Stat. § 14-277.3A (2023). Plaintiff’s testimony concerning the water spraying incident
tended to show:
Q. Ms. Wyatt, how did it make you feel when Ms. Thomas hosed you down through your open window while you were backing into your driveway?
A. I was afraid because at first I didn’t know what she had sprayed. So I wasn’t sure if it was just -- because she does a lot of work in her yard, so I didn't know if she had a chemical or not spraying at me. But once I did realize it was water, I was angry.
Q. Why are you angry?
A. Because she continues to does -- she continues to do stuff like this to antagonize me to try to instigate any type of altercation that she can.
Plaintiff clearly testified that once she realized what had been sprayed, her emotion
turned to anger, not terror nor fear, let alone “substantial emotional distress.” She
did not seek physical or emotional support after the incident.
As the majority notes, the trial court did make an uncontested finding that
“Plaintiff remains in constant fear and has no peace in her home.” However, this is
an ultimate fact or “the final resulting effect which is reached by processes of logical
4 WYATT V. THOMAS
reasoning from the evidentiary facts.” In re G.C., 384 N.C. 62, 65 n.3, 884 S.E.2d 658,
661 n.3 (2023). Our Supreme Court has recently clarified “[a] trial court’s finding of
an ultimate fact is conclusive on appeal if the evidentiary facts reasonably support the
trial court’s ultimate finding [of fact].” In re G.C., 384 N.C. at 65, 884 S.E.2d at 661
(emphasis added). The trial court made no evidentiary findings written or oral
beyond the basic statement that two incidents occurred: (1) throwing a water bottle
across the street, and (2) spraying water into the car. Neither of these evidentiary
findings reasonably support the ultimate fact “Plaintiff remains in constant fear and
has no peace in her home.” In fact, the evidence does not even support the findings
that both events occurred let alone that they caused “constant fear” and “no peace.”
As there are no facts supporting that the incidents either happened or
tormented, terrorized, or terrified Plaintiff to a level that caused Plaintiff “substantial
emotional distress,” the trial court’s findings of fact do not support its conclusion of
domestic violence based on a fear of ongoing harassment.

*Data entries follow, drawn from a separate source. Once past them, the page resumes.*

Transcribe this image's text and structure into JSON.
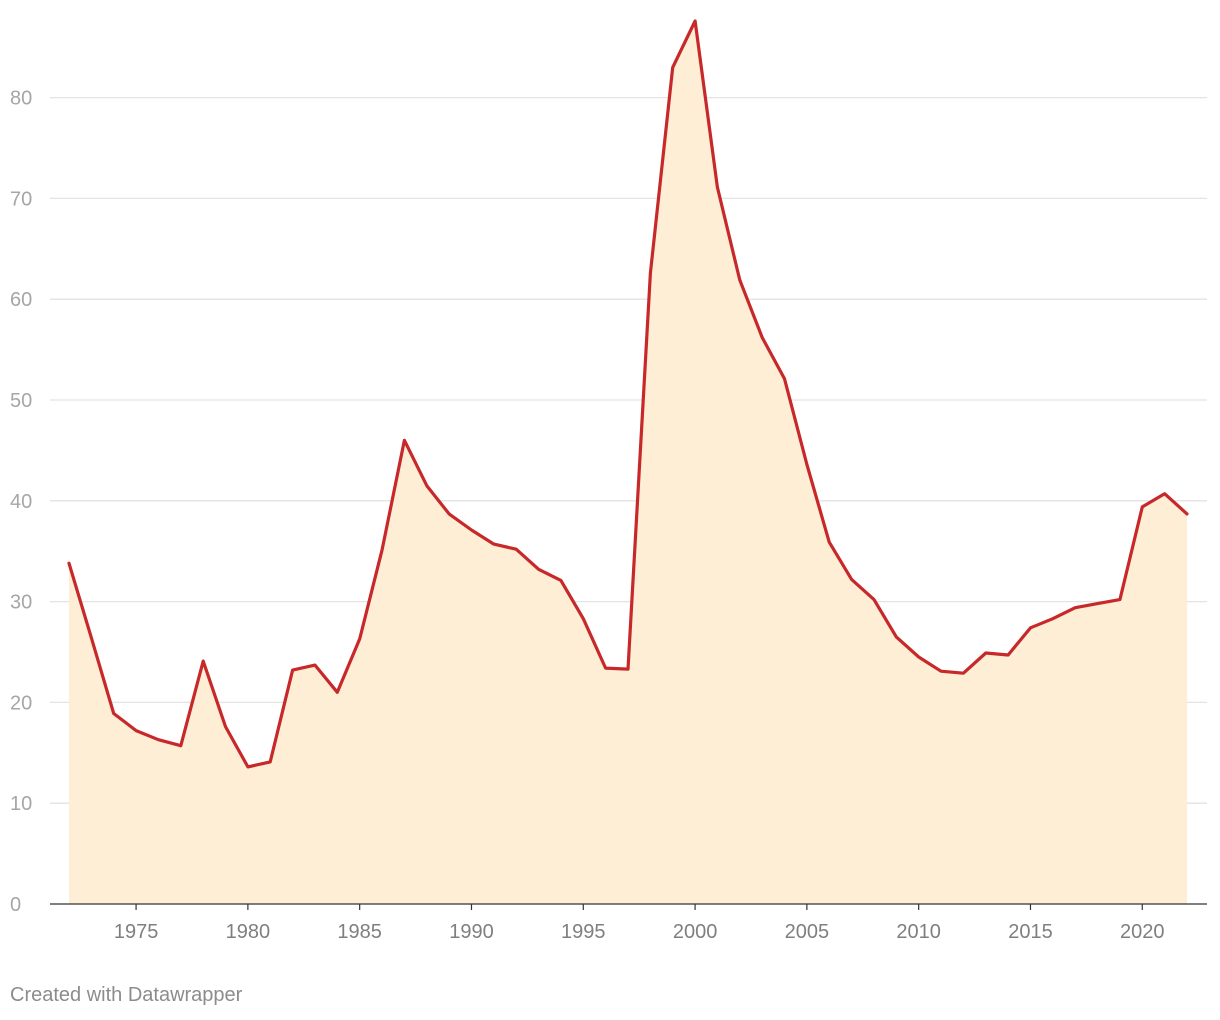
{
  "chart_data": {
    "type": "area",
    "title": "",
    "xlabel": "",
    "ylabel": "",
    "x": [
      1972,
      1973,
      1974,
      1975,
      1976,
      1977,
      1978,
      1979,
      1980,
      1981,
      1982,
      1983,
      1984,
      1985,
      1986,
      1987,
      1988,
      1989,
      1990,
      1991,
      1992,
      1993,
      1994,
      1995,
      1996,
      1997,
      1998,
      1999,
      2000,
      2001,
      2002,
      2003,
      2004,
      2005,
      2006,
      2007,
      2008,
      2009,
      2010,
      2011,
      2012,
      2013,
      2014,
      2015,
      2016,
      2017,
      2018,
      2019,
      2020,
      2021,
      2022
    ],
    "series": [
      {
        "values": [
          33.8,
          26.4,
          18.9,
          17.2,
          16.3,
          15.7,
          24.1,
          17.6,
          13.6,
          14.1,
          23.2,
          23.7,
          21.0,
          26.3,
          35.1,
          46.0,
          41.5,
          38.7,
          37.1,
          35.7,
          35.2,
          33.2,
          32.1,
          28.3,
          23.4,
          23.3,
          62.6,
          83.0,
          87.6,
          71.1,
          61.9,
          56.2,
          52.1,
          43.6,
          35.9,
          32.2,
          30.2,
          26.5,
          24.5,
          23.1,
          22.9,
          24.9,
          24.7,
          27.4,
          28.3,
          29.4,
          29.8,
          30.2,
          39.4,
          40.7,
          38.7
        ]
      }
    ],
    "xticks": [
      "1975",
      "1980",
      "1985",
      "1990",
      "1995",
      "2000",
      "2005",
      "2010",
      "2015",
      "2020"
    ],
    "yticks": [
      "0",
      "10",
      "20",
      "30",
      "40",
      "50",
      "60",
      "70",
      "80"
    ],
    "xlim": [
      1971,
      2023
    ],
    "ylim": [
      0,
      87.6
    ],
    "grid": true,
    "colors": {
      "line": "#c7282a",
      "fill": "#fdeed5"
    }
  },
  "credit": "Created with Datawrapper"
}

The trial court did not make the necessary findings of fact to support the
conclusion that acts of domestic violence occurred. Domestic violence allegations are
serious and have long-term consequences for both the accused and victims, impacting
legal standing, personal relationships, employment, and mental health. A finding of
domestic violence in a DVPO can lead to a cascade of long-term consequences that
can profoundly alter their lives through, but not limited to, future criminal and
employment consequences and firearm restrictions. Just the accusation can affect
5 WYATT V. THOMAS
public perception, even without a finding or conviction. Therefore, it is imperative
that domestic violence allegations be treated with exceptional seriousness and that
findings of domestic violence be supported by competent evidence, which did not occur
in this matter. Therefore, I would vacate the trial court’s order.